Rule # 5 — Every Rule Has an Exception
I’ve shown a couple of examples that demonstrated how to eliminate redundant data types and shorten queries execution time. But it does not always happen.
For instance, the BIT data type has a peculiarity — SQL Server optimizes the storage of such columns group on a disk. If a table contains 8 (or less) columns of the BIT type, they are stored in the page as 1 byte. And if the table contains 16 columns of the BIT type, they are stored in the page as 2 bytes etc. The good news is that the table will take up little space and reduce disc I/O.
The bad news is that an implicit decoding will take place while retrieving data, and the process is very demanding in terms of CPU resources.
Here is the example. Assume we have 3 identical tables containing information about employees work schedule (31 + 2 PK columns). The only difference between tables is the data type for consolidated values (1– presence, 2 – absence)
SELECT * FROM dbo.E_51_INT
SELECT * FROM dbo.E_52_TINYINT
SELECT * FROM dbo.E_53_BIT
When using less redundant data types, the table size decreases considerably (especially the last table)
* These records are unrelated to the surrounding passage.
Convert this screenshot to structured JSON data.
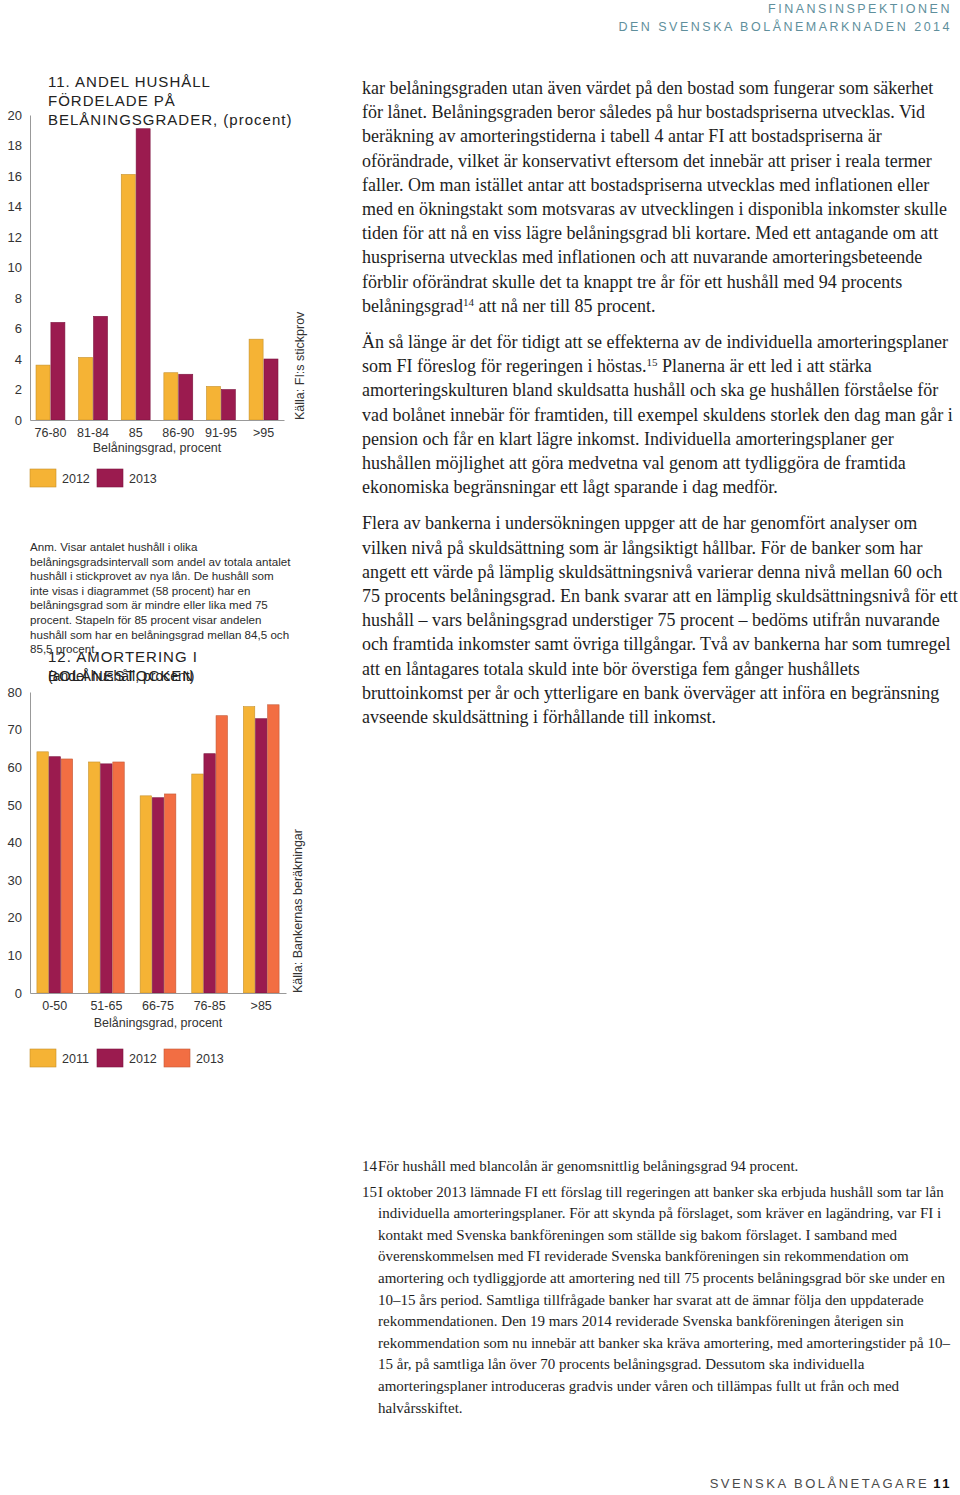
{
  "header": {
    "org": "FINANSINSPEKTIONEN",
    "report": "DEN SVENSKA BOLÅNEMARKNADEN 2014"
  },
  "chart_data": [
    {
      "type": "bar",
      "title": "11. ANDEL HUSHÅLL FÖRDELADE PÅ BELÅNINGSGRADER, (procent)",
      "x_label": "Belåningsgrad, procent",
      "categories": [
        "76-80",
        "81-84",
        "85",
        "86-90",
        "91-95",
        ">95"
      ],
      "series": [
        {
          "name": "2012",
          "color": "#f5b335",
          "values": [
            3.6,
            4.1,
            16.1,
            3.1,
            2.2,
            5.3
          ]
        },
        {
          "name": "2013",
          "color": "#9b1b4f",
          "values": [
            6.4,
            6.8,
            19.1,
            3.0,
            2.0,
            4.0
          ]
        }
      ],
      "ylim": [
        0,
        20
      ],
      "yticks": [
        0,
        2,
        4,
        6,
        8,
        10,
        12,
        14,
        16,
        18,
        20
      ],
      "grid": false,
      "legend": "bottom-left",
      "source": "Källa: FI:s stickprov",
      "note": "Anm. Visar antalet hushåll i olika belåningsgradsintervall som andel av totala antalet hushåll i stickprovet av nya lån. De hushåll som inte visas i diagrammet (58 procent) har en belåningsgrad som är mindre eller lika med 75 procent. Stapeln för 85 procent visar andelen hushåll som har en belåningsgrad mellan 84,5 och 85,5 procent."
    },
    {
      "type": "bar",
      "title": "12. AMORTERING I BOLÅNESTOCKEN",
      "subtitle": "(andel hushåll, procent)",
      "x_label": "Belåningsgrad, procent",
      "categories": [
        "0-50",
        "51-65",
        "66-75",
        "76-85",
        ">85"
      ],
      "series": [
        {
          "name": "2011",
          "color": "#f5b335",
          "values": [
            64.1,
            61.4,
            52.4,
            58.2,
            76.1
          ]
        },
        {
          "name": "2012",
          "color": "#9b1b4f",
          "values": [
            62.8,
            60.9,
            51.9,
            63.6,
            72.9
          ]
        },
        {
          "name": "2013",
          "color": "#f26e43",
          "values": [
            62.2,
            61.4,
            52.9,
            73.7,
            76.6
          ]
        }
      ],
      "ylim": [
        0,
        80
      ],
      "yticks": [
        0,
        10,
        20,
        30,
        40,
        50,
        60,
        70,
        80
      ],
      "grid": false,
      "legend": "bottom-left",
      "source": "Källa: Bankernas beräkningar"
    }
  ],
  "text": {
    "paragraphs": [
      [
        {
          "t": "kar belåningsgraden utan även värdet på den bostad som fungerar som säkerhet för lånet. Belåningsgraden beror således på hur bostadspriserna utvecklas. Vid beräkning av amorteringstiderna i tabell 4 antar FI att bostadspriserna är oförändrade, vilket är konservativt eftersom det innebär att priser i reala termer faller. Om man istället antar att bostadspriserna utvecklas med inflationen eller med en ökningstakt som motsvaras av utvecklingen i disponibla inkomster skulle tiden för att nå en viss lägre belåningsgrad bli kortare. Med ett antagande om att huspriserna utvecklas med inflationen och att nuvarande amorteringsbeteende förblir oförändrat skulle det ta knappt tre år för ett hushåll med 94 procents belåningsgrad"
        },
        {
          "sup": "14"
        },
        {
          "t": " att nå ner till 85 procent."
        }
      ],
      [
        {
          "t": "Än så länge är det för tidigt att se effekterna av de individuella amorteringsplaner som FI föreslog för regeringen i höstas."
        },
        {
          "sup": "15"
        },
        {
          "t": " Planerna är ett led i att stärka amorteringskulturen bland skuldsatta hushåll och ska ge hushållen förståelse för vad bolånet innebär för framtiden, till exempel skuldens storlek den dag man går i pension och får en klart lägre inkomst. Individuella amorteringsplaner ger hushållen möjlighet att göra medvetna val genom att tydliggöra de framtida ekonomiska begränsningar ett lågt sparande i dag medför."
        }
      ],
      [
        {
          "t": "Flera av bankerna i undersökningen uppger att de har genomfört analyser om vilken nivå på skuldsättning som är långsiktigt hållbar. För de banker som har angett ett värde på lämplig skuldsättningsnivå varierar denna nivå mellan 60 och 75 procents belåningsgrad. En bank svarar att en lämplig skuldsättningsnivå för ett hushåll – vars belåningsgrad understiger 75 procent – bedöms utifrån nuvarande och framtida inkomster samt övriga tillgångar. Två av bankerna har som tumregel att en låntagares totala skuld inte bör överstiga fem gånger hushållets bruttoinkomst per år och ytterligare en bank överväger att införa en begränsning avseende skuldsättning i förhållande till inkomst."
        }
      ]
    ]
  },
  "footnotes": [
    {
      "number": "14",
      "text": "För hushåll med blancolån är genomsnittlig belåningsgrad 94 procent."
    },
    {
      "number": "15",
      "text": "I oktober 2013 lämnade FI ett förslag till regeringen att banker ska erbjuda hushåll som tar lån individuella amorteringsplaner. För att skynda på förslaget, som kräver en lagändring, var FI i kontakt med Svenska bankföreningen som ställde sig bakom förslaget. I samband med överenskommelsen med FI reviderade Svenska bankföreningen sin rekommendation om amortering och tydliggjorde att amortering ned till 75 procents belåningsgrad bör ske under en 10–15 års period. Samtliga tillfrågade banker har svarat att de ämnar följa den uppdaterade rekommendationen. Den 19 mars 2014 reviderade Svenska bankföreningen återigen sin rekommendation som nu innebär att banker ska kräva amortering, med amorteringstider på 10–15 år, på samtliga lån över 70 procents belåningsgrad. Dessutom ska individuella amorteringsplaner introduceras gradvis under våren och tillämpas fullt ut från och med halvårsskiftet."
    }
  ],
  "footer": {
    "section": "SVENSKA BOLÅNETAGARE",
    "page": "11"
  }
}
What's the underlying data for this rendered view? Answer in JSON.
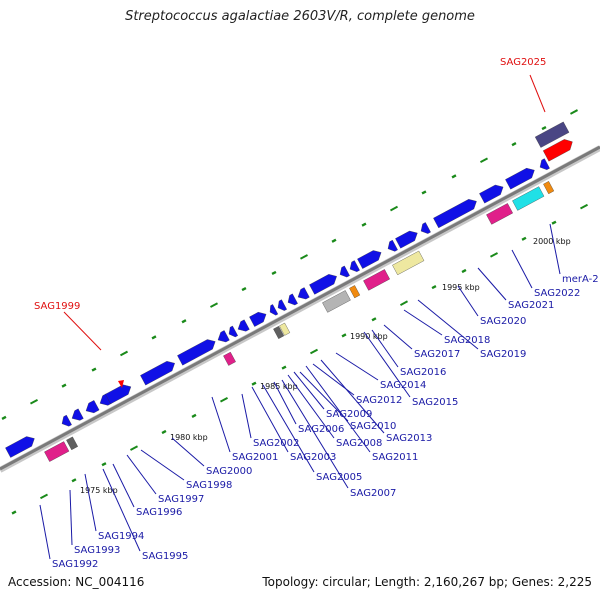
{
  "title": "Streptococcus agalactiae 2603V/R, complete genome",
  "footer": {
    "accession": "Accession: NC_004116",
    "summary": "Topology: circular; Length: 2,160,267 bp; Genes: 2,225"
  },
  "colors": {
    "gene_blue": "#1010e6",
    "pink": "#e0208a",
    "cyan": "#20e0e6",
    "orange": "#f08a10",
    "khaki": "#eee8a0",
    "gray": "#b4b4b4",
    "dark": "#606060",
    "navy": "#4a4684",
    "red": "#ff0000",
    "tick_green": "#1a8a1a",
    "label_blue": "#1a1aa6",
    "highlight_red": "#e01010"
  },
  "scale_ticks": [
    "1975 kbp",
    "1980 kbp",
    "1985 kbp",
    "1990 kbp",
    "1995 kbp",
    "2000 kbp"
  ],
  "highlighted_genes": [
    "SAG1999",
    "SAG2025"
  ],
  "gene_labels": [
    "SAG1992",
    "SAG1993",
    "SAG1994",
    "SAG1995",
    "SAG1996",
    "SAG1997",
    "SAG1998",
    "SAG2000",
    "SAG2001",
    "SAG2002",
    "SAG2003",
    "SAG2005",
    "SAG2006",
    "SAG2007",
    "SAG2008",
    "SAG2009",
    "SAG2010",
    "SAG2011",
    "SAG2012",
    "SAG2013",
    "SAG2014",
    "SAG2015",
    "SAG2016",
    "SAG2017",
    "SAG2018",
    "SAG2019",
    "SAG2020",
    "SAG2021",
    "SAG2022",
    "merA-2"
  ]
}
table_name data_size_mb — — — — — — – — — — — – dbo.E31_INT 150.2578 dbo.E32_TINYINT 50.4141 dbo.E33_BIT 24.1953
However, there is no significant speed gain from using the BIT type
(1000000 row(s) affected) Table ‘E31_INT’. Scan count 1, logical reads 19296, physical reads 1, read-ahead reads 19260, … SQL Server Execution Times: CPU time = 1607 ms, elapsed time = 19962 ms. (1000000 row(s) affected) Table ‘E32_TINYINT’. Scan count 1, logical reads 6471, physical reads 1, read-ahead reads 6477, … SQL Server Execution Times: CPU time = 1029 ms, elapsed time = 16533 ms. (1000000 row(s) affected) Table ‘E33_BIT’. Scan count 1, logical reads 3109, physical reads 1, read-ahead reads 3096, … SQL Server Execution Times: CPU time = 1820 ms, elapsed time = 17121 ms.
But the execution plan will show the opposite.
So the negative effect from the decoding will not appear if a table contains less than 8 BIT columns. One must note that the BIT data type is hardly used in SQL Server metadata. More often the BINARY data type is used, however it requires manual manipulations for obtaining specific values.
Rule # 6 — Delete Data That Is No Longer Required.
SQL Server supports a performance optimization mechanism called read-ahead. This mechanizm anticipates the data and index pages needed to fulfill a query execution plan and brings pages into the buffer cache before they are actually used by the query.
So if the table contains a lot of needless data, it may lead to unnecessary disk I/O. Besides, getting rid of needless data allows you to reduce the number of logical operations while reading from the Buffer Pool.
In conclusion, my advice is to be extremely careful while selecting data types for columns and try predicting future data loads.